Monroe began with long discussions with Psihoyos to get a grasp of what he was trying to say. He began to see that the director had not cut himself into the movie yet and encouraged him to make himself a character. Then, once he had a narrative structure outlined, Monroe began working with the editor via extensive ongoing iChats, e-mails, and QuickTimes between a Silver Lake coffee shop and an edit bay in Colorado.
"I had a very similar experience," I tell Monroe. "Although I would add that a writer can play that role from the beginning, starting with development." This was the case for me on Darwin. Collaborating with the director, Nick Brandestini, I was developing the film with our co-producer, Sandra Ruch, then writing out a 20-page package for each of Brandestini's solo shoots in Darwin, California. The packets included interview questions, scene sketches, notes on our objectives and strategy, and the ever-evolving outline. As with Monroe on The Cove, this process was a perpetual back and forth, but from the beginning: Skype, QuickTimes, e-mails and Word file attachments between Los Angeles and Zurich, where the director is based.
Eventually, though, once all of the footage was more or less shot, many elements had been edited, but the film was not yet a film. I had to throw out all the previous work I had done and completely overhaul Darwin into ten somewhat unconventional chapters. That was when the most rigorous, pure phase of writing took place.

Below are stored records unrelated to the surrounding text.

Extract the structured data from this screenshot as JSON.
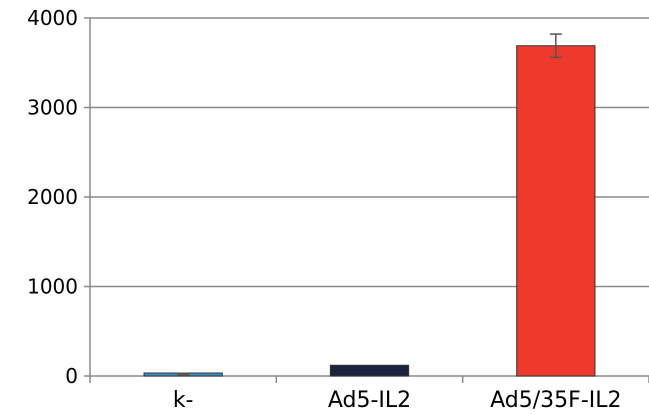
{
  "chart_data": {
    "type": "bar",
    "title": "",
    "xlabel": "",
    "ylabel": "",
    "categories": [
      "k-",
      "Ad5-IL2",
      "Ad5/35F-IL2"
    ],
    "values": [
      20,
      120,
      3690
    ],
    "error": [
      8,
      0,
      130
    ],
    "bar_colors": [
      "#3b8fc4",
      "#1a2340",
      "#ee3a2c"
    ],
    "bar_outline": "#333333",
    "ylim": [
      0,
      4000
    ],
    "yticks": [
      0,
      1000,
      2000,
      3000,
      4000
    ],
    "ytick_labels": [
      "0",
      "1000",
      "2000",
      "3000",
      "4000"
    ],
    "grid": true,
    "legend": "none"
  }
}
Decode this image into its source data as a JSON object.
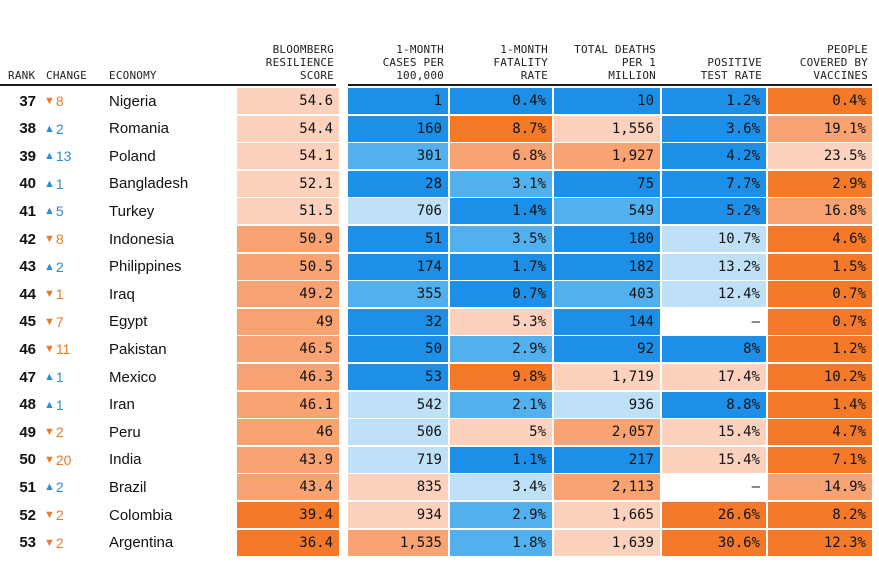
{
  "chart_data": {
    "type": "table",
    "columns": [
      {
        "key": "rank",
        "label": "RANK"
      },
      {
        "key": "change",
        "label": "CHANGE"
      },
      {
        "key": "economy",
        "label": "ECONOMY"
      },
      {
        "key": "score",
        "label": "BLOOMBERG\nRESILIENCE\nSCORE"
      },
      {
        "key": "cases",
        "label": "1-MONTH\nCASES PER\n100,000"
      },
      {
        "key": "fatality",
        "label": "1-MONTH\nFATALITY\nRATE"
      },
      {
        "key": "deaths",
        "label": "TOTAL DEATHS\nPER 1\nMILLION"
      },
      {
        "key": "positive",
        "label": "POSITIVE\nTEST RATE"
      },
      {
        "key": "vaccines",
        "label": "PEOPLE\nCOVERED BY\nVACCINES"
      }
    ],
    "rows": [
      {
        "rank": "37",
        "dir": "down",
        "change": "8",
        "economy": "Nigeria",
        "score": "54.6",
        "cases": "1",
        "fatality": "0.4%",
        "deaths": "10",
        "positive": "1.2%",
        "vaccines": "0.4%"
      },
      {
        "rank": "38",
        "dir": "up",
        "change": "2",
        "economy": "Romania",
        "score": "54.4",
        "cases": "160",
        "fatality": "8.7%",
        "deaths": "1,556",
        "positive": "3.6%",
        "vaccines": "19.1%"
      },
      {
        "rank": "39",
        "dir": "up",
        "change": "13",
        "economy": "Poland",
        "score": "54.1",
        "cases": "301",
        "fatality": "6.8%",
        "deaths": "1,927",
        "positive": "4.2%",
        "vaccines": "23.5%"
      },
      {
        "rank": "40",
        "dir": "up",
        "change": "1",
        "economy": "Bangladesh",
        "score": "52.1",
        "cases": "28",
        "fatality": "3.1%",
        "deaths": "75",
        "positive": "7.7%",
        "vaccines": "2.9%"
      },
      {
        "rank": "41",
        "dir": "up",
        "change": "5",
        "economy": "Turkey",
        "score": "51.5",
        "cases": "706",
        "fatality": "1.4%",
        "deaths": "549",
        "positive": "5.2%",
        "vaccines": "16.8%"
      },
      {
        "rank": "42",
        "dir": "down",
        "change": "8",
        "economy": "Indonesia",
        "score": "50.9",
        "cases": "51",
        "fatality": "3.5%",
        "deaths": "180",
        "positive": "10.7%",
        "vaccines": "4.6%"
      },
      {
        "rank": "43",
        "dir": "up",
        "change": "2",
        "economy": "Philippines",
        "score": "50.5",
        "cases": "174",
        "fatality": "1.7%",
        "deaths": "182",
        "positive": "13.2%",
        "vaccines": "1.5%"
      },
      {
        "rank": "44",
        "dir": "down",
        "change": "1",
        "economy": "Iraq",
        "score": "49.2",
        "cases": "355",
        "fatality": "0.7%",
        "deaths": "403",
        "positive": "12.4%",
        "vaccines": "0.7%"
      },
      {
        "rank": "45",
        "dir": "down",
        "change": "7",
        "economy": "Egypt",
        "score": "49",
        "cases": "32",
        "fatality": "5.3%",
        "deaths": "144",
        "positive": "–",
        "vaccines": "0.7%"
      },
      {
        "rank": "46",
        "dir": "down",
        "change": "11",
        "economy": "Pakistan",
        "score": "46.5",
        "cases": "50",
        "fatality": "2.9%",
        "deaths": "92",
        "positive": "8%",
        "vaccines": "1.2%"
      },
      {
        "rank": "47",
        "dir": "up",
        "change": "1",
        "economy": "Mexico",
        "score": "46.3",
        "cases": "53",
        "fatality": "9.8%",
        "deaths": "1,719",
        "positive": "17.4%",
        "vaccines": "10.2%"
      },
      {
        "rank": "48",
        "dir": "up",
        "change": "1",
        "economy": "Iran",
        "score": "46.1",
        "cases": "542",
        "fatality": "2.1%",
        "deaths": "936",
        "positive": "8.8%",
        "vaccines": "1.4%"
      },
      {
        "rank": "49",
        "dir": "down",
        "change": "2",
        "economy": "Peru",
        "score": "46",
        "cases": "506",
        "fatality": "5%",
        "deaths": "2,057",
        "positive": "15.4%",
        "vaccines": "4.7%"
      },
      {
        "rank": "50",
        "dir": "down",
        "change": "20",
        "economy": "India",
        "score": "43.9",
        "cases": "719",
        "fatality": "1.1%",
        "deaths": "217",
        "positive": "15.4%",
        "vaccines": "7.1%"
      },
      {
        "rank": "51",
        "dir": "up",
        "change": "2",
        "economy": "Brazil",
        "score": "43.4",
        "cases": "835",
        "fatality": "3.4%",
        "deaths": "2,113",
        "positive": "–",
        "vaccines": "14.9%"
      },
      {
        "rank": "52",
        "dir": "down",
        "change": "2",
        "economy": "Colombia",
        "score": "39.4",
        "cases": "934",
        "fatality": "2.9%",
        "deaths": "1,665",
        "positive": "26.6%",
        "vaccines": "8.2%"
      },
      {
        "rank": "53",
        "dir": "down",
        "change": "2",
        "economy": "Argentina",
        "score": "36.4",
        "cases": "1,535",
        "fatality": "1.8%",
        "deaths": "1,639",
        "positive": "30.6%",
        "vaccines": "12.3%"
      }
    ],
    "cell_colors": {
      "score": [
        "#fcd1bd",
        "#fcd1bd",
        "#fcd1bd",
        "#fcd1bd",
        "#fcd1bd",
        "#f8a371",
        "#f8a371",
        "#f8a371",
        "#f8a371",
        "#f8a371",
        "#f8a371",
        "#f8a371",
        "#f8a371",
        "#f8a371",
        "#f8a371",
        "#f47a2a",
        "#f47a2a"
      ],
      "cases": [
        "#1d8fe6",
        "#1d8fe6",
        "#52b0ee",
        "#1d8fe6",
        "#bfe1f8",
        "#1d8fe6",
        "#1d8fe6",
        "#52b0ee",
        "#1d8fe6",
        "#1d8fe6",
        "#1d8fe6",
        "#bfe1f8",
        "#bfe1f8",
        "#bfe1f8",
        "#fcd1bd",
        "#fcd1bd",
        "#f8a371"
      ],
      "fatality": [
        "#1d8fe6",
        "#f47a2a",
        "#f8a371",
        "#52b0ee",
        "#1d8fe6",
        "#52b0ee",
        "#1d8fe6",
        "#1d8fe6",
        "#fcd1bd",
        "#52b0ee",
        "#f47a2a",
        "#52b0ee",
        "#fcd1bd",
        "#1d8fe6",
        "#bfe1f8",
        "#52b0ee",
        "#52b0ee"
      ],
      "deaths": [
        "#1d8fe6",
        "#fcd1bd",
        "#f8a371",
        "#1d8fe6",
        "#52b0ee",
        "#1d8fe6",
        "#1d8fe6",
        "#52b0ee",
        "#1d8fe6",
        "#1d8fe6",
        "#fcd1bd",
        "#bfe1f8",
        "#f8a371",
        "#1d8fe6",
        "#f8a371",
        "#fcd1bd",
        "#fcd1bd"
      ],
      "positive": [
        "#1d8fe6",
        "#1d8fe6",
        "#1d8fe6",
        "#1d8fe6",
        "#1d8fe6",
        "#bfe1f8",
        "#bfe1f8",
        "#bfe1f8",
        "#ffffff",
        "#1d8fe6",
        "#fcd1bd",
        "#1d8fe6",
        "#fcd1bd",
        "#fcd1bd",
        "#ffffff",
        "#f47a2a",
        "#f47a2a"
      ],
      "vaccines": [
        "#f47a2a",
        "#f8a371",
        "#fcd1bd",
        "#f47a2a",
        "#f8a371",
        "#f47a2a",
        "#f47a2a",
        "#f47a2a",
        "#f47a2a",
        "#f47a2a",
        "#f47a2a",
        "#f47a2a",
        "#f47a2a",
        "#f47a2a",
        "#f8a371",
        "#f47a2a",
        "#f47a2a"
      ]
    }
  }
}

While I think I have a useable map of "the grey area" now, I still wonder what all the friction is about, especially in a field that prides itself on breaking down barriers of misunderstanding. It is clearly agreed that the roles of the Director and the Editor are unique in the genre, but so is that of the Writer. Writers work passionately in nonfiction to pursue and craft narratives, often transforming them out of obscurity to distinction, and they collaborate with directors and editors with productive, mutual sympathy.
After vigorous and much appreciated debate, in which he pondered that reality television story editors might perform a role closer to writing than a "writer" who doesn't write narration on a nonfiction film, even Alex Gibney eventually came around: "I guess it depends from project to project. I could imagine a scenario close to what you're saying in which a writer tries to figure out some kind of story structure, and I could imagine how it would be useful because otherwise the story or the structure would be too vast."
As Justin Weinstein, writer/editor of Being Elmo: A Puppeteer's Journey, recently told me, "I had always thought it strange to see a writer credit on docs, especially vérité ones, but after having struggled to apply my knowledge of screenwriting, narrative structure, and dramaturgy to give Elmo shape and substance, I no longer question it!"
It seems safe to assume that the documentary industry will continue evolving to a point where it more deeply understands and prominently recognizes and encourages writers' collaborative role in the filmmaking process. Their increasing presence in the genre seems to be in concert with the emergence of stronger storytelling and gutsier narrative innovation-all of which improves the accessibility and impact of the people, issues and stories that the films' makers strive so selflessly to bring to the wider world.
Taylor Segrest is writer and co-producer of Darwin. He is currently writing his next film, which he will direct, a narrative feature about the most tragically forgotten rebellion in American history.